Decompose data using stl function and additive model structure

decomp<-stl(best, s.window = 15)
plot(decomp)

adjust<-seasadj(decomp)
plot(naive(adjust))

adjust<-seasadj(decomp)
plot(snaive(adjust))

Autocorrelation with acf and pacf

tsdisplay(best)

Divide data between training and test time series objects

b1<-window(best, end=1994.99)
b2<-window(best, start=1995)
h=length(b2)

Forecast from 1995 onwards using mean, naive, drift and seasonal methods

plot(best, type = 'n')
lines(b1)
lines(b2, col = "red")
abline(v = end(b1) + 1, lty = 2, lwd = 2)
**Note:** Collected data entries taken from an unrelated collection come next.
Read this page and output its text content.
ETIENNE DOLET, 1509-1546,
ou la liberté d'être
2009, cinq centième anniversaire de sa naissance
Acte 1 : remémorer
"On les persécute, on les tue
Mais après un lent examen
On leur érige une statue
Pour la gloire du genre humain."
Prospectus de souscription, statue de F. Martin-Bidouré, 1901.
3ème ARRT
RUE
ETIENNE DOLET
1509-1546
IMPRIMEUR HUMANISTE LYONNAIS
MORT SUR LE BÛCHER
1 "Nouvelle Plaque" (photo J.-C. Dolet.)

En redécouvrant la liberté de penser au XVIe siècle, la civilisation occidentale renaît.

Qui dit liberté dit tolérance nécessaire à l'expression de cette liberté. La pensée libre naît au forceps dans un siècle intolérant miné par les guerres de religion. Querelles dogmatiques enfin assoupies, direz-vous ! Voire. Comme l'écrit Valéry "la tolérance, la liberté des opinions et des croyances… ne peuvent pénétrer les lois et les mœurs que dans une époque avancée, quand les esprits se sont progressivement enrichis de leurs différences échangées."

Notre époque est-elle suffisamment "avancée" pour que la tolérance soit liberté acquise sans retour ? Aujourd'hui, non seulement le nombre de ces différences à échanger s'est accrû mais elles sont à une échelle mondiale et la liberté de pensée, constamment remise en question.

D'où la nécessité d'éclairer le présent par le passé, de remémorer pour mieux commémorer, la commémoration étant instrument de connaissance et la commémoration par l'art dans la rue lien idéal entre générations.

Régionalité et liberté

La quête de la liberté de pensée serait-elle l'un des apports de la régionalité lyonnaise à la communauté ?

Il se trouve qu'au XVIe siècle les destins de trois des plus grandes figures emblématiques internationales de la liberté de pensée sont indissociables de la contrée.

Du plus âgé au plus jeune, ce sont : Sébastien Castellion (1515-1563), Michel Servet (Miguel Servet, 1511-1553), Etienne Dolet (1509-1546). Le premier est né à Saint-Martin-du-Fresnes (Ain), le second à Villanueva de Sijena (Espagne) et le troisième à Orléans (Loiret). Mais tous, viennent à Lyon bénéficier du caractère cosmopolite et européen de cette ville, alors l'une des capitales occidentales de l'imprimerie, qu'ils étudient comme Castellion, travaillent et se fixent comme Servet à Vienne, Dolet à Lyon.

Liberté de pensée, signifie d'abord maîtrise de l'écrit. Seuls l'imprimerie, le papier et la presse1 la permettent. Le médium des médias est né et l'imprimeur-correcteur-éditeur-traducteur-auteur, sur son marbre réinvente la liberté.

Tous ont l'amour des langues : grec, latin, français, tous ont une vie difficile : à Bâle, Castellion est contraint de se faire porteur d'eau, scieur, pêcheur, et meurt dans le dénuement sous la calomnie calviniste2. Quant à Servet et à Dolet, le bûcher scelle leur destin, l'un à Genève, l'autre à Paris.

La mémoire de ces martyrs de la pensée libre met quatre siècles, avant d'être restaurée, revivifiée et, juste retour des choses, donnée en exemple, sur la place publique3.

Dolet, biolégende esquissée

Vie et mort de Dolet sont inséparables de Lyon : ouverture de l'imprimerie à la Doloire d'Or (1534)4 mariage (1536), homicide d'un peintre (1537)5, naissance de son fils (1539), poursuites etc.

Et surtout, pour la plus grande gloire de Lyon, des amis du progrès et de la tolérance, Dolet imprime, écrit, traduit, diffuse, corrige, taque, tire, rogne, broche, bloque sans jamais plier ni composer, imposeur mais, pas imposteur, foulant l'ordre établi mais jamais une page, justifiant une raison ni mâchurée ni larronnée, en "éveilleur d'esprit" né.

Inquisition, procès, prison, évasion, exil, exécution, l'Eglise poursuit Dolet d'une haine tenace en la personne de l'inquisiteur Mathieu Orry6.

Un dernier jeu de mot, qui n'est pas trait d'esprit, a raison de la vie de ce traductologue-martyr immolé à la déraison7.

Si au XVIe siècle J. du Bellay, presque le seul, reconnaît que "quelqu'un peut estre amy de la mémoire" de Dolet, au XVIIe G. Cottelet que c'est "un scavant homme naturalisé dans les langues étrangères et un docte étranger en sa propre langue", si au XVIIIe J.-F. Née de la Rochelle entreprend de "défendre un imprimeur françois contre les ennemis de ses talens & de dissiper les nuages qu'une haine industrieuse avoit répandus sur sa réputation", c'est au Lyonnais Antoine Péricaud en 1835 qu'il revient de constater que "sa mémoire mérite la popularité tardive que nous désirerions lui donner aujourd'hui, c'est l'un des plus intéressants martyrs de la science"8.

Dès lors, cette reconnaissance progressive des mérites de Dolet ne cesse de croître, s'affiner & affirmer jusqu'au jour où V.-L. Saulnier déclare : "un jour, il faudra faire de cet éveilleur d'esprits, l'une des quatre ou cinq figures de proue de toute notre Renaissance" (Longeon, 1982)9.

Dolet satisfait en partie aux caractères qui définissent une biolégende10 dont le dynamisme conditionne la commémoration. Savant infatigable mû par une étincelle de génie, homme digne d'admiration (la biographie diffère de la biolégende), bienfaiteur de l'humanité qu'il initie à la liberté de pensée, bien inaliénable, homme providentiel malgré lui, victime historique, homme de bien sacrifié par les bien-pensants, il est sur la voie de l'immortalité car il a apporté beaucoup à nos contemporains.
# Mean (based on the overall mean value)
f1 <- meanf(b1, h = h)
lines(f1$mean, lwd = 2, col = "yellow")

# Naive (based on the last value)
f2 <- rwf(b1, h = h)
lines(f2$mean, lwd = 2, col = "green")

# Drift (based on 1st and last value)
f3 <- rwf(b1, drift = TRUE, h = h)
lines(f3$mean, lwd = 2, col = "orange")

# Seasonal naive forecast
f4 <- snaive(b1, h = h)
lines(f4$mean, lwd = 2, col = "blue")

kable(accuracy(f1, b2)) # display accuracy for mean method
ME RMSE MAE MPE MAPE MASE ACF1 Theil’s U
Training set 0.0000000 0.0008243 0.0006761 -0.0000688 0.0680501 1.628164 0.4381281 NA
Test set -0.0005652 0.0008534 0.0006734 -0.0569714 0.0678601 1.621680 -0.4624799 0.7852037 
kable(accuracy(f2, b2)) # display accuracy for naive method
ME RMSE MAE MPE MAPE MASE ACF1 Theil’s U
Training set 0.0000128 0.0008598 0.0006630 0.0012535 0.0667417 1.596633 -0.2099102 NA
Test set -0.0017945 0.0019050 0.0017945 -0.1807940 0.1807940 4.321656 -0.4624799 1.697863 
kable(accuracy(f3, b2)) # display accuracy for drift method
ME RMSE MAE MPE MAPE MASE ACF1 Theil’s U
Training set 0.0000000 0.0008597 0.0006616 -0.0000387 0.0666047 1.593345 -0.2099102 NA
Test set -0.0018522 0.0019607 0.0018522 -0.1866123 0.1866123 4.460764 -0.4343529 1.751872 
kable(accuracy(f4, b2)) # display accuracy for seasonal method
ME RMSE MAE MPE MAPE MASE ACF1 Theil’s U
Training set -0.0001523 0.0005277 0.0004152 -0.0153448 0.0418132 1.000000 -0.2479798 NA
Test set 0.0000392 0.0005297 0.0004480 0.0039347 0.0451176 1.078918 -0.0906758 0.454126

COMMENT :seasonal naive method is the one that minimizes RMSE on test set with the value of 0.0005296950. Our intuiton on the seasonal structure of the data has been confirmed by accuracy measures. seasonal naive method is then the best method to use for our prediction task

Analyse residuals for seasonal serie

res <- residuals(f4)
plot(res)

hist(res, breaks = "FD", col = "lightgreen")

acf(res, na.action = na.omit)

The bell shape of the histogram suggests that residuals are normal and not correlated.

acf(res, na.action = na.omit)

fit the model based on the trend

fit<-tslm(best~trend)
f<-forecast(fit, h=h)
plot(f)

acf(residuals(f))

fit the model based on the seasonality

fit2<-tslm(best~trend+season)
f2<-forecast(fit2, h=h)
plot(f2)

acf(residuals(f2))

pacf(residuals(f2))

pacf and acf plots suggest also that the overall trend and seasonal structure of the data show no autocorrelation.